Tumor hypoxia is linked to worse survival in head and neck cancers and decreased effectiveness of immune therapy. Hypoxia also modulates secretion of galectin-1 (Gal-1), a galactoside binding protein that interacts with proteins on the cell surface and in the extracellular matrix.

“Gal-1 expression is up-regulated during embryonic and tumor development,” said Quynh-Thu Le, MD, the Katharine Dexter McCormick and Stanley McCormick Memorial Professor at Stanford University and Co-Director of the Radiation Biology Program at the Stanford Cancer Institute. “High Gal-1 levels also correlate with tumor growth and progression. It shapes the immune landscape, angiogenesis, and glycosylation.”

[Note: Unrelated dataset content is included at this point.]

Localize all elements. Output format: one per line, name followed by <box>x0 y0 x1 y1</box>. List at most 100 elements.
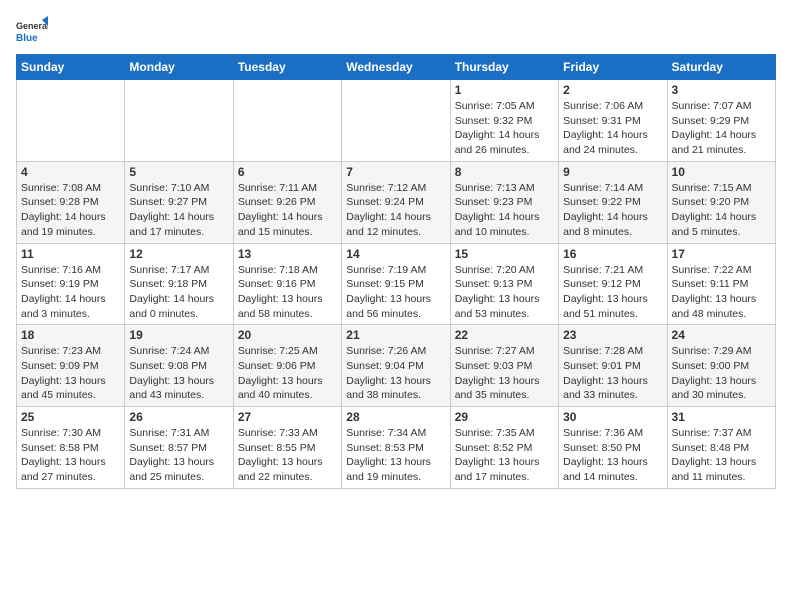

Multiple mouse models have shown that Gal-1 blocks T-cell infiltration into tumors. The absence of Gal-1 enhances T-cell infiltration. Anti-Gal-1 treatment can enhance T-cell infiltration and improve response to anti-PD-1 therapy, Le said.

Radiation increases circulating Gal-1 levels, leading to T-cell death and lymphopenia. Inhibiting Gal-1 enhanced the combined effect of radiation and anti-PD-1 therapy in a mouse model.

“We are developing new ways to target Gal-1 in combination with radiation therapy, chemotherapy, and immunotherapy, and learning more about Gal-1 intracellular functions to optimize targeting,” Le said. “We are trying to determine how best to move this approach into the clinic.

Targeted DNA damage is a strategy to stimulate response to immunotherapy. And while damaging DNA using radiation, chemotherapy, and other approaches has therapeutic promise, it can also give rise to immunosuppression.

“There is a complex balance between immunogenic cell death, immunosuppression, and toxicity,” said Ranjit S. Bindra, MD, PhD, the Harvey and Kate Cushing Professor of Therapeutic Radiology, Pathology, and Neurosurgery at Yale School of Medicine. “There are class-specific and drug-specific considerations for DNA-damaging agents.”

Combining radiation or other DNA-damaging agents with DNA damage repair (DDR) inhibitors is one possible approach, Bindra said.

To maximize tumor cell killing while minimizing normal immune cell death from radiation, one option could be to use protons. The proton approach may allow for better tumor tissue coverage while sparing more uninvolved structures.

It may also be possible to combine targeted DNA damage with immunotherapy, Bindra said.